Hayatının yaklaşık 50 yılını şehzâde, 4 senesini veliahd, yaklaşık 16 ayını halife, son 20 yılını ise sürgünde geçirmiş. 76 senelik ömründe mutlakiyet, meşrutiyet ve cumhuriyet olmak üzere üç rejime de tanıklık etmiş, iki dünya harbi yaşamış. Sergideki her bir eser son halifenin kalbinin en derinlerinde hissettiği baba özlemini, vatan hasretini, veliaht olmasına rağmen yaşadığı yoklukları ziyaretçilere birebir hissettiriyor.

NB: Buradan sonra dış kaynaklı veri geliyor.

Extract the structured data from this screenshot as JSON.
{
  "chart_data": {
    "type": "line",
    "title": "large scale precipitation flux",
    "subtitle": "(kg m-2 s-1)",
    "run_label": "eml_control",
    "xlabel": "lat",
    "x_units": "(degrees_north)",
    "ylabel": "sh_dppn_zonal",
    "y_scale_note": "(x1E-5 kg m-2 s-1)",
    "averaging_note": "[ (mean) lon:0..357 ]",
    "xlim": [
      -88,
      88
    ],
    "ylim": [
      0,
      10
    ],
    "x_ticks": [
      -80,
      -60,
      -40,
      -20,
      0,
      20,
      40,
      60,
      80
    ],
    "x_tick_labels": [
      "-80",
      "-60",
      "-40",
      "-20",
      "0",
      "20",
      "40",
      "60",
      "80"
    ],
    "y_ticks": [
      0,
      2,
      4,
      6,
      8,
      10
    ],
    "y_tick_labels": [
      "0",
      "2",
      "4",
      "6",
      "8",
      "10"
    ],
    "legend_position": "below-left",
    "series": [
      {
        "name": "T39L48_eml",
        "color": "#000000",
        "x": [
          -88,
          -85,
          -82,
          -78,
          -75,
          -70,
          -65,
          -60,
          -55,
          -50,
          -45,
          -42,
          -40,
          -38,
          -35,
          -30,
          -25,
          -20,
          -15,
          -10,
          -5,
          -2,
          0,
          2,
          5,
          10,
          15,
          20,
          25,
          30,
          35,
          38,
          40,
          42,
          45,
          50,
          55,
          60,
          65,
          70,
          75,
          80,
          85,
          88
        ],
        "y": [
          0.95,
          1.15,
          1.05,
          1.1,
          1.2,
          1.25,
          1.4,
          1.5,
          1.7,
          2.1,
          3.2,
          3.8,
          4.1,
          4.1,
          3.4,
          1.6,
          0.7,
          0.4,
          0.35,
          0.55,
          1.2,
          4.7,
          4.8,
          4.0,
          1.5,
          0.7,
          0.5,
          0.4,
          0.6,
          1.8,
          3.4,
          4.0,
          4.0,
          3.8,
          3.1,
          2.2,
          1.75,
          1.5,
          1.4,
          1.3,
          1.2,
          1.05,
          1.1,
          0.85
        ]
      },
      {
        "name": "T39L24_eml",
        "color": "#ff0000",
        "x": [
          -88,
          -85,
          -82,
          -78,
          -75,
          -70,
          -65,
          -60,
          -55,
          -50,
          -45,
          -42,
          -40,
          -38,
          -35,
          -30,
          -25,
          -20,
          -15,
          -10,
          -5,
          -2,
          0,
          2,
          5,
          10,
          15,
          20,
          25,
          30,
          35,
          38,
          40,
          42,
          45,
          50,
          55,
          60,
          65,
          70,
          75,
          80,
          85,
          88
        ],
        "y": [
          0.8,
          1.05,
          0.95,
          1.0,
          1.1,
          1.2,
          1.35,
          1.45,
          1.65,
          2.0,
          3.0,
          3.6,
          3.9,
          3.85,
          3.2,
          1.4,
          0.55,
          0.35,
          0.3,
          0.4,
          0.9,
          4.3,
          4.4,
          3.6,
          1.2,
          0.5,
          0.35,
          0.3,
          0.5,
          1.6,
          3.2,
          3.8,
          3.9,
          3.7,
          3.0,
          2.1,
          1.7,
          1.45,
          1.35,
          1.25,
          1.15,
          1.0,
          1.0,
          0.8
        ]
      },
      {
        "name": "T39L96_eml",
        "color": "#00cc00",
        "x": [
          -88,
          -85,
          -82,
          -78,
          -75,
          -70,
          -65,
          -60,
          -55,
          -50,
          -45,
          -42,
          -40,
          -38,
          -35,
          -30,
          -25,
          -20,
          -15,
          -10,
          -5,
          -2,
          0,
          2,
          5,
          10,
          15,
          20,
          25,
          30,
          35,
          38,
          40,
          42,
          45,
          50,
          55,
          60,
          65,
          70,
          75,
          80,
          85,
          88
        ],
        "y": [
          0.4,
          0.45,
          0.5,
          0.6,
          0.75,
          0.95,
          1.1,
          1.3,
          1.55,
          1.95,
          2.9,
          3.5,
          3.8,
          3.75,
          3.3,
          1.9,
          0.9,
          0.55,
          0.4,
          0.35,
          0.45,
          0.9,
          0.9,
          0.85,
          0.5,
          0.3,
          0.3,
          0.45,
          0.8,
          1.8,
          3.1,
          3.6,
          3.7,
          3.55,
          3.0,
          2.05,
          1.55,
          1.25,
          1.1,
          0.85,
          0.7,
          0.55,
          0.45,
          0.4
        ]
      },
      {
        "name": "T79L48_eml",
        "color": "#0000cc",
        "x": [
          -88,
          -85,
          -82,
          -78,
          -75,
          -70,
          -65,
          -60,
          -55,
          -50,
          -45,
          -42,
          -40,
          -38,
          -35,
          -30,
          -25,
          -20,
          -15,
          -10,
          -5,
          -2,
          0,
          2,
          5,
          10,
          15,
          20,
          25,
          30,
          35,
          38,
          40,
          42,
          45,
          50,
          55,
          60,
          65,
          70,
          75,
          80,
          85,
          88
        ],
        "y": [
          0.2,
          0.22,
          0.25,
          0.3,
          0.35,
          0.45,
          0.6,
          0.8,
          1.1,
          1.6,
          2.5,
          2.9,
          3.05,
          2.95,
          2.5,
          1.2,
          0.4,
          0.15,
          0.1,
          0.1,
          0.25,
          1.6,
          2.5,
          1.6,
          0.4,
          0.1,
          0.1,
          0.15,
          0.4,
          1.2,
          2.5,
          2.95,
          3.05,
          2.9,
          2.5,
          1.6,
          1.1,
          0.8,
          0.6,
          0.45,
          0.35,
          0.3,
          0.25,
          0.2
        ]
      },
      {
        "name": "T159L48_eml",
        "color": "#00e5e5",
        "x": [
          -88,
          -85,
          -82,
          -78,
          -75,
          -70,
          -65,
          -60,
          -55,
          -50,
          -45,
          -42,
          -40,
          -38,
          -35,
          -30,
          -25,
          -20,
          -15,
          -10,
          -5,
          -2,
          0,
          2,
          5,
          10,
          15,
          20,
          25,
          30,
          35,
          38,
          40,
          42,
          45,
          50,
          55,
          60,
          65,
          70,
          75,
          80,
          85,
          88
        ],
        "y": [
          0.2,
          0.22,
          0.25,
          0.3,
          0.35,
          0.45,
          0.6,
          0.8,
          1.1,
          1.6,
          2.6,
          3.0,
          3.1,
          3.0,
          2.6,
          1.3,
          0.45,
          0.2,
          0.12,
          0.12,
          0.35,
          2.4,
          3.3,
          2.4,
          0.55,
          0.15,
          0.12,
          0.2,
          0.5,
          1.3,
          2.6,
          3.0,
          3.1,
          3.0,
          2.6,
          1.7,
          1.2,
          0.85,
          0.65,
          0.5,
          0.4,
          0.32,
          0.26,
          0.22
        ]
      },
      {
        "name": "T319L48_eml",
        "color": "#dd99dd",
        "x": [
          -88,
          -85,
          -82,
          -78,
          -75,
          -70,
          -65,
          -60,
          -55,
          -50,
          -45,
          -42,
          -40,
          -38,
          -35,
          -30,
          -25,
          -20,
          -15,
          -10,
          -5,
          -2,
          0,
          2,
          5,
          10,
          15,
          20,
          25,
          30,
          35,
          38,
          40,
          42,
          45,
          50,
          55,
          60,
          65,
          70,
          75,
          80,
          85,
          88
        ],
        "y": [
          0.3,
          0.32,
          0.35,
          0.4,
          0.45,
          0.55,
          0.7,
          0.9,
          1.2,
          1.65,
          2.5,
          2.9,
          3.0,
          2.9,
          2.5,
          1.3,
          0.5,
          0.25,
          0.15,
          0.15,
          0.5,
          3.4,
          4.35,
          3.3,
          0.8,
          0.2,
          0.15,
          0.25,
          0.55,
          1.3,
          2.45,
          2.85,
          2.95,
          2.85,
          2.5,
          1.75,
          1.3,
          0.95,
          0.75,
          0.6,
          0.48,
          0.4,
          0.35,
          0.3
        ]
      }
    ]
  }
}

BABASINI TUVALDE YAŞATAN BİR EVLAT
Sergideki ilk portrelerden biri kendisi henüz 8 yaşındayken, 1876'da öldürülen babası Sultan Abdülaziz'e ait. 19'uncu yüzyıl sonlarında Abdullah Biraderler'e atfedilen bir eser. Bu eserin hemen yanında ise Abdülmecid'in kendi elleriyle yaptığı bir Abdülaziz portresi yer alıyor. Abdülmecid Efendi babasının sağken yapıldığı tabloya bakarak resmettiği portrede Abdülaziz'i adeta o yıllara kadar yaşatmış. 46 yaşında öldürülen genç Sultan'ın 70'li yaşlarını hayal ederek resmetmiş, sakalına beyazlar, alnına, göz kenarlarına kırışıklar eklemiş.
KEDERİN MANZARASI SARAYBURNU
Sergide Abdülmecid'in Pierre Loti'ye armağan ettiği Sarayburnu ve Boğaz tabloları da sergileniyor. Abdülmecid, Sarayburnu tablosuyla beraber Loti'ye gönderdiği notta ise gönüllere huzur veren bir manzaranın nasıl kederin simgesi haline geldiğini şu sözlerle anlatmış:
''..güzel Sarayburnu, otuz üç sene boyunca hüzün ve keder içinde izlediğim manzara. Bu asla ulaşamadığım İstanbul, kendini daima penceremin ötesinde sunar. Bu pencere ki, çok eskiden hafızamdan silinmiş bir günde, çok sevgili babam Sultan Abdülaziz'in katillerinin giriş noktası olmuştu. Babam bu pencerenin çok yakınında can verdi.''
HAREMDEKİ ENTELLEKTÜEL HAYAT
Serginin en dikkat çeken eserlerinden biri de Haremde Beethoven. Eser son halifenin günlük yaşantısını Batılı imge ve referanslarla yansıtması açısından oldukça önemli. Resimde saray mensuplarının resme, müziğe ve heykele duyduğu ilgi tüm açıklığıyla ortaya konmuş. Tablo modern bir Osmanlı haremini yansıtıyor.
KENDİ KENDİNİ YARATMIŞ BİR SANATÇI
SABAH'a konuşan Sabancı Üniversitesi Sakıp Sabancı Müzesi Müdürü Dr. Nazan Ölçer ''Abdülmecid Efendi'nin ressam kimliğinin yanında müzik ve hat sanatı ile ilgilenmiş; şehzâdeliğinden itibaren aydınları ve sanatçıları desteklemesinin yanı sıra onlarla kurduğu yakın dostluklarla Osmanlı hanedanı için alışılmışın ötesinde olmuş.
Zamanının ruhunun farkında, Doğu-Batı ve gelenek-modernite ikilemleri karşısında din ve geleneğine bağlı olmakla beraber Batı'ya da açık bir Türk münevveri olarak yaşamış'' dedi. Resimle ilgili profesyonel eğitim alamamasına rağmen özellikle portre çizimlerinde şehzadenin kendini çok iyi geliştirdiğini anlatan Ölçer ''Kendi kendini yaratmış bir insan.
Bütün dünyayı sarsan değişim ve yıkımların yaşandığı bir zaman dilimine denk gelen yaşamında her tür kayıp ve travmayı yaşamış. Portreye odaklanmış, manzara resmi az. Çünkü çok az dışarı çıkabilmiş. Yaşadığı tüm mahrumiyetlere rağmen kabiliyetine güvenerek kendi kendini geliştirmiş'' dedi.